Susie Q Farm is currently closed for hunting in November but it will open back up December 1st. We are booking the entire 2018 season right now so call to reserve your dates today!
Our buddy Josh with a massive Mossy Creek brown trout in full color ready for the fall spawn.
Fall fishing can be challenging if water levels are low but the technical aspect makes it very rewarding and fun.
When the browns begin to spawn the rainbows move into all of the prime feeding lies for a short time and feed aggressively.
Mossy Creek guide Wayne Paxton putting his anglers on big fish as usual. The fishing on Beaver Creek is starting to turn back on.
Our buddy Mike with a nice Mossy Creek rainbow on a nasty day.
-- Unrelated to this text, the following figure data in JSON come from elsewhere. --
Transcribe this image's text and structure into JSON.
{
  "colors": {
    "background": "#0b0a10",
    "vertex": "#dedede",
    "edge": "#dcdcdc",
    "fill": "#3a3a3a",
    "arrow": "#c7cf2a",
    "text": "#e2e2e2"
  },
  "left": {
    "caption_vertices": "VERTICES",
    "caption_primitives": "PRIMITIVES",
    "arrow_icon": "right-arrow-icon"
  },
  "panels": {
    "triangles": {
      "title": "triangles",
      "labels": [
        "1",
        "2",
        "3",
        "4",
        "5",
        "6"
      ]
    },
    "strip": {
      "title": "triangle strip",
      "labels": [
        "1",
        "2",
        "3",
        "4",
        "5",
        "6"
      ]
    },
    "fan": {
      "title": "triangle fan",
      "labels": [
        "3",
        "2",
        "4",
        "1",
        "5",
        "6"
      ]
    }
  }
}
The worst weather can sometimes mean the best fishing on our spring creeks!
Managed Trout Water
Andrij with Jackson River rainbow recently caught on a mini mopsicle fly.
VDGIF has been out stocking our favorite local rivers and lakes. Stony Creek, Cowpasture, South River, South River catch and release, Hawksbill, Back Creek DH, Bullpasture, Jackson River, Passage Creek DH, Elkhorn, Briery Branch, Hone Quarry, Braley Pond, Hardware DH, and many many more. Keep an eye on the daily stocking schedule for updates. Remember that Delayed Harvest streams are only listed once a season on their initial stocking.
Stock up on crystal buggers, golden retrievers, kreelex, slump busters, mopsicles, mini mops, egg patterns, san juan worms, and a variety of attractor nymph patterns in size 10-16 for these VA managed streams. Don’t forget your strike indicators and split shot!